Yes, some of us know the suffering. Some of us are also aware of the fraud that goes on. That's why our charity monies have to go to recognized organizations that truly try to help. Finding such organizations is often difficult, since so many of them take monetary donations and use them for 'operating expenses.' But we do try, Joker.
I think what I really object to is personae created by people in order to project something, or someone, they aren't, so as to emphasize or give reason to their beliefs.
Misrepresentation will almost always be discovered.

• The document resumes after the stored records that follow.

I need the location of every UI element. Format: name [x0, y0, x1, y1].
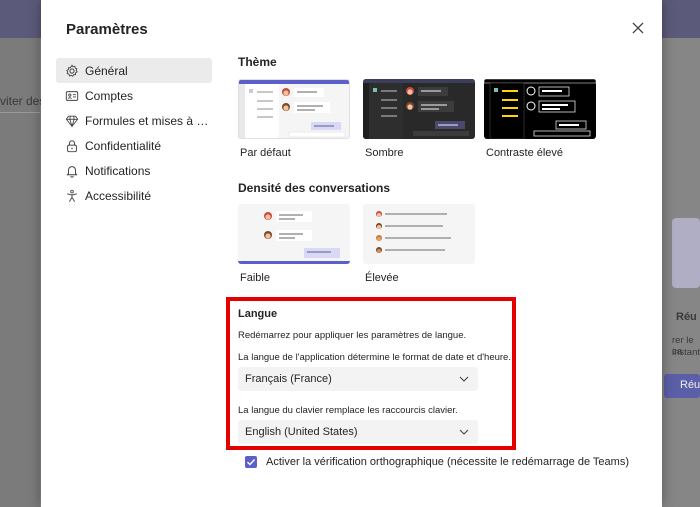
bell-icon	[65, 164, 79, 178]
background-button: Réu	[664, 374, 700, 398]
id-card-icon	[65, 89, 79, 103]
app-language-select[interactable]: Français (France)	[238, 367, 478, 391]
theme-option-label: Sombre	[365, 147, 404, 159]
nav-item-label: Général	[85, 63, 128, 78]
theme-option-label: Par défaut	[240, 147, 291, 159]
density-option-label: Élevée	[365, 272, 399, 284]
density-preview-low	[238, 204, 350, 264]
keyboard-language-description: La langue du clavier remplace les raccou…	[238, 405, 458, 416]
spellcheck-checkbox[interactable]	[245, 456, 257, 468]
nav-item-label: Comptes	[85, 88, 134, 103]
density-option-label: Faible	[240, 272, 270, 284]
background-illustration	[672, 218, 700, 288]
app-language-description: La langue de l'application détermine le …	[238, 352, 511, 363]
language-restart-note: Redémarrez pour appliquer les paramètres…	[238, 330, 467, 341]
nav-item-accounts[interactable]: Comptes	[56, 83, 212, 108]
background-left-panel	[0, 38, 40, 507]
keyboard-language-value: English (United States)	[245, 426, 358, 438]
background-fragment-title: Réu	[676, 311, 697, 323]
density-option-high[interactable]: Élevée	[363, 204, 475, 284]
chevron-down-icon	[459, 429, 469, 435]
nav-item-notifications[interactable]: Notifications	[56, 158, 212, 183]
keyboard-language-select[interactable]: English (United States)	[238, 420, 478, 444]
app-language-value: Français (France)	[245, 373, 332, 385]
theme-section-title: Thème	[238, 55, 277, 69]
nav-item-privacy[interactable]: Confidentialité	[56, 133, 212, 158]
gear-icon	[65, 64, 79, 78]
theme-option-label: Contraste élevé	[486, 147, 564, 159]
nav-item-plans[interactable]: Formules et mises à nive...	[56, 108, 212, 133]
theme-preview-high-contrast	[484, 79, 596, 139]
dialog-title: Paramètres	[66, 21, 148, 38]
close-button[interactable]	[628, 18, 648, 38]
density-section-title: Densité des conversations	[238, 181, 391, 195]
settings-dialog: Paramètres Général Comptes Formules et m…	[41, 0, 662, 507]
nav-item-general[interactable]: Général	[56, 58, 212, 83]
theme-option-dark[interactable]: Sombre	[363, 79, 475, 159]
background-fragment-left: viter des	[0, 94, 46, 108]
theme-preview-dark	[363, 79, 475, 139]
nav-item-label: Accessibilité	[85, 188, 152, 203]
lock-icon	[65, 139, 79, 153]
close-icon	[632, 22, 644, 34]
chevron-down-icon	[459, 376, 469, 382]
nav-item-accessibility[interactable]: Accessibilité	[56, 183, 212, 208]
nav-item-label: Notifications	[85, 163, 151, 178]
spellcheck-label: Activer la vérification orthographique (…	[266, 456, 629, 468]
theme-preview-default	[238, 79, 350, 139]
nav-item-label: Formules et mises à nive...	[85, 113, 212, 128]
background-fragment-text: instant	[672, 347, 700, 358]
density-preview-high	[363, 204, 475, 264]
nav-item-label: Confidentialité	[85, 138, 162, 153]
background-divider	[0, 112, 40, 113]
theme-option-default[interactable]: Par défaut	[238, 79, 350, 159]
theme-option-high-contrast[interactable]: Contraste élevé	[484, 79, 596, 159]
checkmark-icon	[247, 459, 256, 466]
density-option-low[interactable]: Faible	[238, 204, 350, 284]
language-section-title: Langue	[238, 308, 278, 320]
diamond-icon	[65, 114, 79, 128]
accessibility-icon	[65, 189, 79, 203]
settings-nav: Général Comptes Formules et mises à nive…	[56, 58, 212, 208]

It can be as simple as wondering how you, as a homeless man, drifting around the country, own a computer and are able to pay an ISP to support that computer.
It's like contra-nietszche saying he lives in a jungle, on a rainy, uninhabitable mountain in Hawaii--and yet he can post his ideas in an on-line forum. Does he walk down the mountain every day, find an internet cafe, and plug in? Or does he somehow own a super-duper battery that keeps him on line indefinitely?
It's these inconsistencies I question--not your thoughts.
James L Walker wrote:lizbethrose wrote:I think what I really object to is personae created by people in order to project something, or someone, they aren't, so as to emphasize or give reason to their beliefs.
Misrepresentation will almost always be discovered. It can be as simple as wondering how you, as a homeless man, drifting around the country, own a computer and are able to pay an ISP to support that computer.
It's these inconsistencies I question--not your thoughts.
Do not fucking talk to me anymore. I do not like being talked down to and I am sick of your bullshit replies to everything I have to say.
I have no respect for your arrogant conservative mind set.
Magsj wrote:I met a guy who abhorred all authority figures but he was lovely ergo.. the two can go together.